A USAID, segundo esse fórum, financiou “grupos de oposição na Nicarágua que promoveram as atividades da tentativa frustrada de golpe, entre abril e julho do ano passado”, no contexto das manifestações de rua contra o governo de Ortega.

“Neste fórum, ficou claro que interesses externos à paz e progresso dos povos, em conjunto com uma campanha de mídia persistente perdeu a verdade sobre o que aconteceu na Nicarágua durante o golpe, eles não conseguiram subjugar um povo que tem clara que sua luta é também a luta dos democratas e revolucionários do mundo “, disse ele em outro ponto.

Ele ressaltou que “experiência” dos líderes sandinistas “para detectar as manobras imperiais que nunca perdoado este Nicarágua digna que sabia como fazer e consolidar sua revolução popular, juntou-se a unidade na base social e uma organização disciplinada, poderia conter ao golpe e derrotar o setor da oposição de direita mais indolente “.

Portanto, na declaração que rejeitou “a intervenção persistente da Embaixada dos Estados Unidos (em Manágua) e USAID nos assuntos internos da Nicarágua.”

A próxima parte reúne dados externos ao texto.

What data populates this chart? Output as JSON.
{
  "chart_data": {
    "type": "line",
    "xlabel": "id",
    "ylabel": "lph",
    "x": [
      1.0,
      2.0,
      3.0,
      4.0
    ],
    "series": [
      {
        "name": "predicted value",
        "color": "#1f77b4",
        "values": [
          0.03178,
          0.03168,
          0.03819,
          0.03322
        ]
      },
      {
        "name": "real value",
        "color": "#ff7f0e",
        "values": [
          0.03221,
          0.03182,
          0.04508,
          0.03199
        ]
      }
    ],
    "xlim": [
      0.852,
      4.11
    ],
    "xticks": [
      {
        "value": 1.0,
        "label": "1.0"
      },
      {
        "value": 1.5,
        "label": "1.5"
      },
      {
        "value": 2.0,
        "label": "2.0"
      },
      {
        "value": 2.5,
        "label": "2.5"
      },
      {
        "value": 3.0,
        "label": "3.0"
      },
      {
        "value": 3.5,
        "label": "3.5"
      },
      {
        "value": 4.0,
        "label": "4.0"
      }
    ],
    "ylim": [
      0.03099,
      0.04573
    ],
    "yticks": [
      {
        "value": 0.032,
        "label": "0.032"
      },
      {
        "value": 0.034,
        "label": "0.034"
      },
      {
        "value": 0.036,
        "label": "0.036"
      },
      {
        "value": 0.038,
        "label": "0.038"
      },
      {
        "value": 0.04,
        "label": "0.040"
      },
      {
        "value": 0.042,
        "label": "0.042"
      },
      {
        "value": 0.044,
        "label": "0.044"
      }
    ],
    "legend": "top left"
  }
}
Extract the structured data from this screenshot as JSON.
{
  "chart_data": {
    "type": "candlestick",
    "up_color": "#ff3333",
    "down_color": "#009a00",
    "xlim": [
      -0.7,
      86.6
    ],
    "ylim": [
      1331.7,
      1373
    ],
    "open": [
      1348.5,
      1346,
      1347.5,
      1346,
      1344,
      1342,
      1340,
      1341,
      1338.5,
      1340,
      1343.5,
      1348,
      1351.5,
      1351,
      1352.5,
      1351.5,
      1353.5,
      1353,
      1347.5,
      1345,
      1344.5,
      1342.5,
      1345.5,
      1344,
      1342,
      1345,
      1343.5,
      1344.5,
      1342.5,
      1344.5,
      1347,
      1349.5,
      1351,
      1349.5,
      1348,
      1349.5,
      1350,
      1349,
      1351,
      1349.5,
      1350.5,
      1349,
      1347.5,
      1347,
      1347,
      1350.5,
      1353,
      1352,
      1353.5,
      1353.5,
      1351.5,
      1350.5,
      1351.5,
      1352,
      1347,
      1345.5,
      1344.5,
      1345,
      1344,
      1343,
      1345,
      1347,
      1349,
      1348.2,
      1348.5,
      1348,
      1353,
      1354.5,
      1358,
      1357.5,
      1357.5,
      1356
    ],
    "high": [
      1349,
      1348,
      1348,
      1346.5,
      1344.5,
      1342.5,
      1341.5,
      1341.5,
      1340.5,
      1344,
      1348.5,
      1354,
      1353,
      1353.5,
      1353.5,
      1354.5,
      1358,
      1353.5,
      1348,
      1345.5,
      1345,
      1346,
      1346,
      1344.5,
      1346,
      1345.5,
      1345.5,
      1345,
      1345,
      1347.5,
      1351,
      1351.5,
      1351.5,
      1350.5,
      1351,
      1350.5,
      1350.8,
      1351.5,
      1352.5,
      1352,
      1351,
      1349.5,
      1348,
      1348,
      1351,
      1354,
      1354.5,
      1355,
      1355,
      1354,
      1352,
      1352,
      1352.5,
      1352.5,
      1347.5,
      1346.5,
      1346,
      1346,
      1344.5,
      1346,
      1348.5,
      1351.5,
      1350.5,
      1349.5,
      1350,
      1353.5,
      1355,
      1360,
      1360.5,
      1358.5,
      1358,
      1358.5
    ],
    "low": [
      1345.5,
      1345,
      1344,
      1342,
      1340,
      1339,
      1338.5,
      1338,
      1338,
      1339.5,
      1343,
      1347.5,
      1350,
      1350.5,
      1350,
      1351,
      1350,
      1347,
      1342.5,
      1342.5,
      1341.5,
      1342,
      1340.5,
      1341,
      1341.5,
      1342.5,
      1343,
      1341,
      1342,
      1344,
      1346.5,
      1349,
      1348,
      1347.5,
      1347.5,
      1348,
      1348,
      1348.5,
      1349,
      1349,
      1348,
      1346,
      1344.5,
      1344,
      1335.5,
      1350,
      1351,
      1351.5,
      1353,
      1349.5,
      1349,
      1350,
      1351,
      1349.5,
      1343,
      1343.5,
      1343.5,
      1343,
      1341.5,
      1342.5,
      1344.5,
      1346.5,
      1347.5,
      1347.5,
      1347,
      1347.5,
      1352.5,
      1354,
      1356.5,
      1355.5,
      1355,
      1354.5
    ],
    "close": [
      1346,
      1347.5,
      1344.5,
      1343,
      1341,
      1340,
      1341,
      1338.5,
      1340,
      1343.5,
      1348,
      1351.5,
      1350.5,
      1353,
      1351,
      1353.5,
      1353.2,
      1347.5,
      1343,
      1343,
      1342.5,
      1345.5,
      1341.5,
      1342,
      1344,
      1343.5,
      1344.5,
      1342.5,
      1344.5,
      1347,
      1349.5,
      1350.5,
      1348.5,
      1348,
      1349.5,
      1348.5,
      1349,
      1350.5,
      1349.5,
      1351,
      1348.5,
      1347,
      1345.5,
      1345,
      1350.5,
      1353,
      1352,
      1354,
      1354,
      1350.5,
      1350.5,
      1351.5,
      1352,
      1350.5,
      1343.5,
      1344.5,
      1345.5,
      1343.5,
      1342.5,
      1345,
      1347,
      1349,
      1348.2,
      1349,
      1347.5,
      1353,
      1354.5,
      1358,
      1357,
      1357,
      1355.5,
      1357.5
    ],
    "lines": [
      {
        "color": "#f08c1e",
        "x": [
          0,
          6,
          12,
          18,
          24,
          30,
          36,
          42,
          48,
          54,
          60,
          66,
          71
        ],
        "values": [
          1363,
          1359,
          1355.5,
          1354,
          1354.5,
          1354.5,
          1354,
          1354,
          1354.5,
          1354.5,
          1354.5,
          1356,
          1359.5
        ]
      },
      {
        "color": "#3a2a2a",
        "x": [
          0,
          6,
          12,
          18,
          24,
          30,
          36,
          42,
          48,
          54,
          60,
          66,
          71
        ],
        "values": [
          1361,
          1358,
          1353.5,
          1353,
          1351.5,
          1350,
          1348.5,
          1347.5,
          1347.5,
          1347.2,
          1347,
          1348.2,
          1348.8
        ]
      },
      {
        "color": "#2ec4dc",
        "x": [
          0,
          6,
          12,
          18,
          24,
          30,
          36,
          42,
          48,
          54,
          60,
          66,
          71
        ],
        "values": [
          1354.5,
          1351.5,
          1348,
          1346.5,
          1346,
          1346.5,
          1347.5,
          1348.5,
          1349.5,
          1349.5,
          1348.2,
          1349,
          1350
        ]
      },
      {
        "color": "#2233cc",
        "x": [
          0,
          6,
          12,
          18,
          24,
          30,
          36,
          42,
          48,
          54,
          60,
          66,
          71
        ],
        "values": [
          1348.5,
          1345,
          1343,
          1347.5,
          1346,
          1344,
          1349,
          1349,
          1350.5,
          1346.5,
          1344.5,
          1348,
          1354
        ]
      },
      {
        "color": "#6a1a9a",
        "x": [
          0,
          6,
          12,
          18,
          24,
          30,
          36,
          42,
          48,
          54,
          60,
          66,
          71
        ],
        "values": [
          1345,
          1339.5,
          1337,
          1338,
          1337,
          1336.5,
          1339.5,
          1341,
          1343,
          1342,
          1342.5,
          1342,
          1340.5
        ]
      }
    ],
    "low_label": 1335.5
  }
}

Da mesma forma, eles denunciaram “fortemente o papel desprezível está servindo -under o roteiro hipócrita inspirado do poder do império do Secretário-Geral da OEA (Luis Almagro) tentando trazer o corpo ao longo dos caminhos de agressão e ingerência permanente nos assuntos internos “, promovendo a aplicação da Carta Democrática Interamericana à Nicarágua.

Os participantes deste fórum são da Argentina, Bolívia, Brasil, Chile, Colômbia, Costa Rica, Coreia do Norte, Cuba, Equador, El Salvador, Espanha, Estados Unidos, Guatemala, Honduras, Itália, México, Nicarágua, Panamá, Reino Unido. Unidos, República Dominicana e Rússia.